Identifier l’argent qui a peur

Surveille les joueurs qui arrêtent soudainement d’ouvrir. Ils étaient actifs à 50bb, mais maintenant à 35bb avec la bulle à dix éliminations, ils sont devenus des rocks. Ces joueurs t’impriment de l’argent.

Le tableau suivant montre les différents types de joueurs près de la bulle et comment les exploiter :

Type de Joueur Comportement Exploitation
Argent qui a peur Arrête d’ouvrir, fold trop Attaque ses blinds sans relâche
Accumulateur agressif Abuse des joueurs serrés 3-bet plus souvent
Stack moyen passif Attend les premiums Steal leurs blinds
Short stack désespéré Shove n’importe quoi Évite les confrontations
Big stack bully Met la pression constante Piège avec des mains fortes

Attaque leurs blinds sans relâche. Ouvre plus large quand ils sont dans les blinds. 3-bet les quand ils ouvrent parce qu’ils ne continuent qu’avec des premiums. Ils sont tellement focalisés sur survivre jusqu’à l’argent qu’ils sacrifient leur stack dans le processus.

Voici un spot qui imprime des jetons :

Tu es au bouton avec [Tx][8x] suited et 38bb. La big blind a 22bb et n’a pas mis de jetons volontairement dans le pot depuis 20 minutes. La bulle est à 15 joueurs.

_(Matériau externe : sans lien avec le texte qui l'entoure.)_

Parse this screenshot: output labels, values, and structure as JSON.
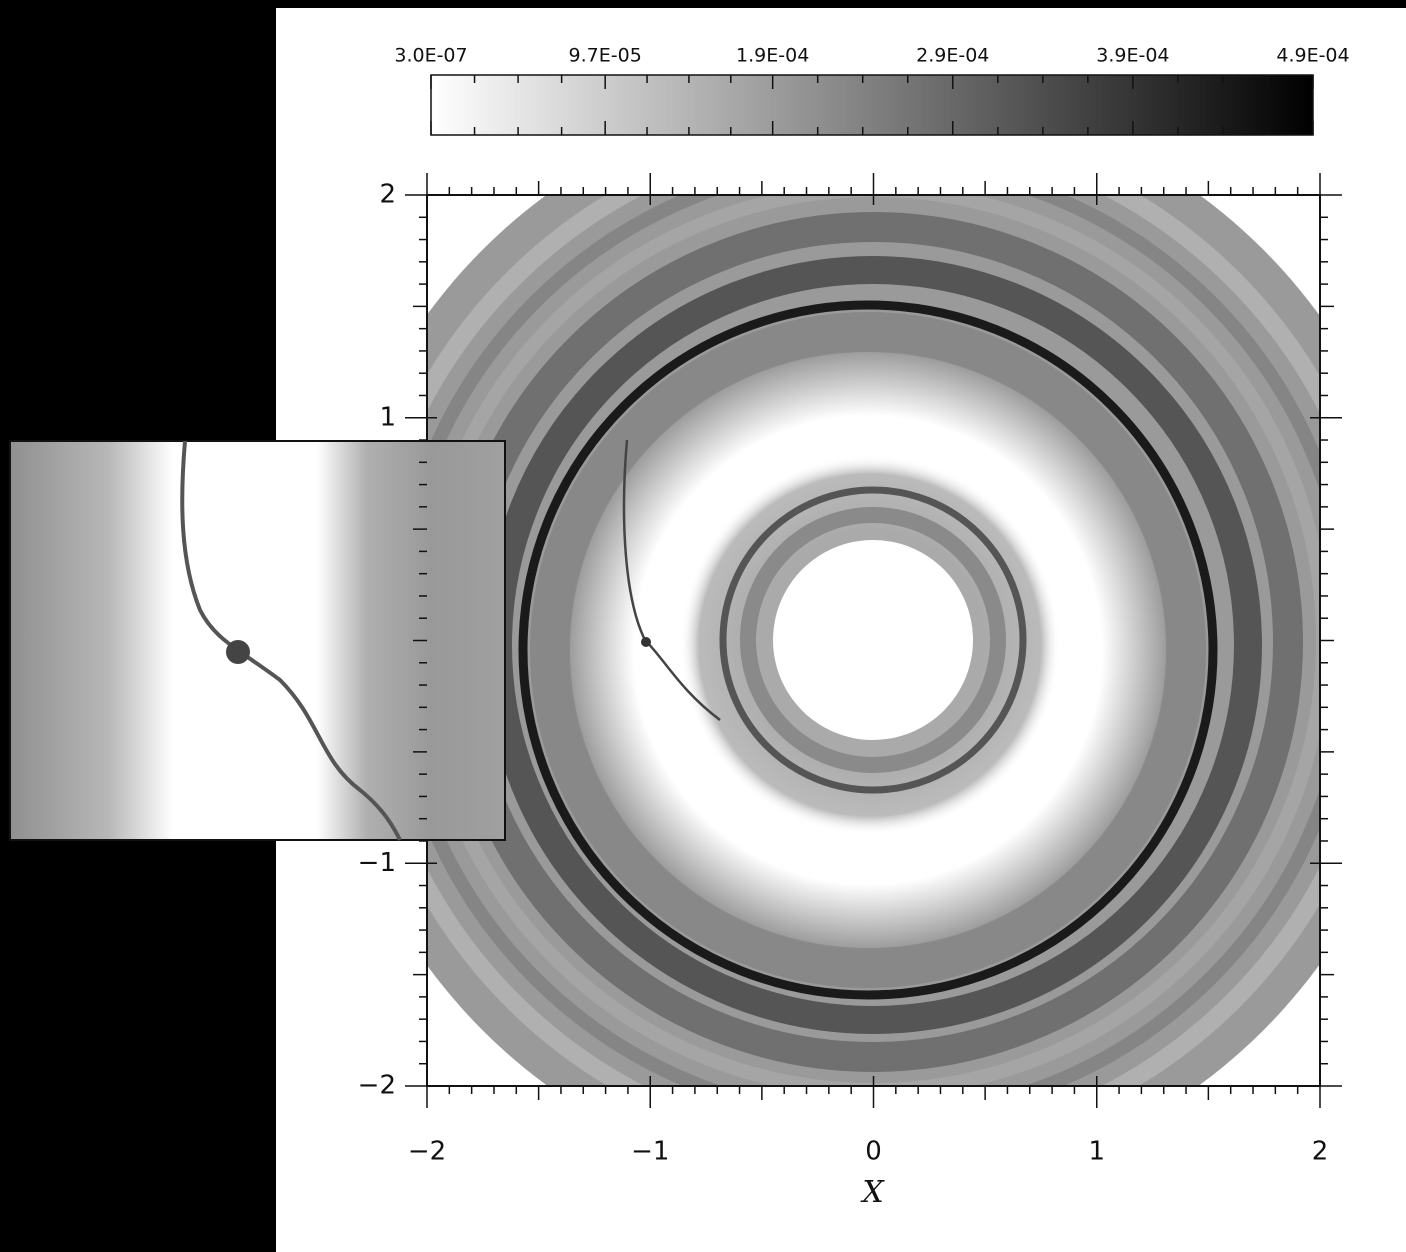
{
  "chart_data": {
    "type": "heatmap",
    "xlabel": "X",
    "xlim": [
      -2,
      2
    ],
    "ylim": [
      -2,
      2
    ],
    "xticks": [
      {
        "value": -2,
        "label": "−2"
      },
      {
        "value": -1,
        "label": "−1"
      },
      0,
      1,
      2
    ],
    "yticks": [
      2,
      1,
      {
        "value": -1,
        "label": "−1"
      },
      {
        "value": -2,
        "label": "−2"
      }
    ],
    "colorbar": {
      "clim": [
        3e-07,
        0.00049
      ],
      "ticks": [
        {
          "value": 3e-07,
          "label": "3.0E-07"
        },
        {
          "value": 9.7e-05,
          "label": "9.7E-05"
        },
        {
          "value": 0.00019,
          "label": "1.9E-04"
        },
        {
          "value": 0.00029,
          "label": "2.9E-04"
        },
        {
          "value": 0.00039,
          "label": "3.9E-04"
        },
        {
          "value": 0.00049,
          "label": "4.9E-04"
        }
      ]
    }
  }
}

Ouvre à 2,2bb. S’ils fold, parfait. S’ils call, c-bet la plupart des flops. Ils ne vont pas te check-raise sans un monstre. Ils ne vont pas float avec des mains marginales. Ils jouent fit-or-fold, et tu peux exploiter ça sans pitié.

Signaux d’un joueur qui a peur de la bulle

  • Arrête soudainement d’ouvrir depuis les positions tardives.
  • Fold face aux 3-bets même avec des mains décentes.
  • Check-fold postflop plus souvent que d’habitude.
  • Évite les confrontations même avec des mains moyennes.

Protéger ton propre stack

Tout en exploitant les joueurs effrayés, ne deviens pas l’un d’eux. Le min-cash n’est pas l’objectif. Tu es entré dans ce tournoi pour gagner, ou au moins pour faire une run profonde qui justifie ton investissement en temps.

Garde une approche équilibrée. Oui, évite les flips inutiles contre des stacks similaires. Mais ne fold pas [Ax][Kx] face à un shove de 12bb parce que « tu veux juste passer la bulle ». Ces spots +EV sont exactement ce qui sépare les min-cashers des gagnants de tournois.

Les phases intermédiaires sont là où tu construis les fondations de ta run profonde. Maîtrise cette phase, et tu te retrouveras régulièrement aux tables finales avec des stacks qui comptent.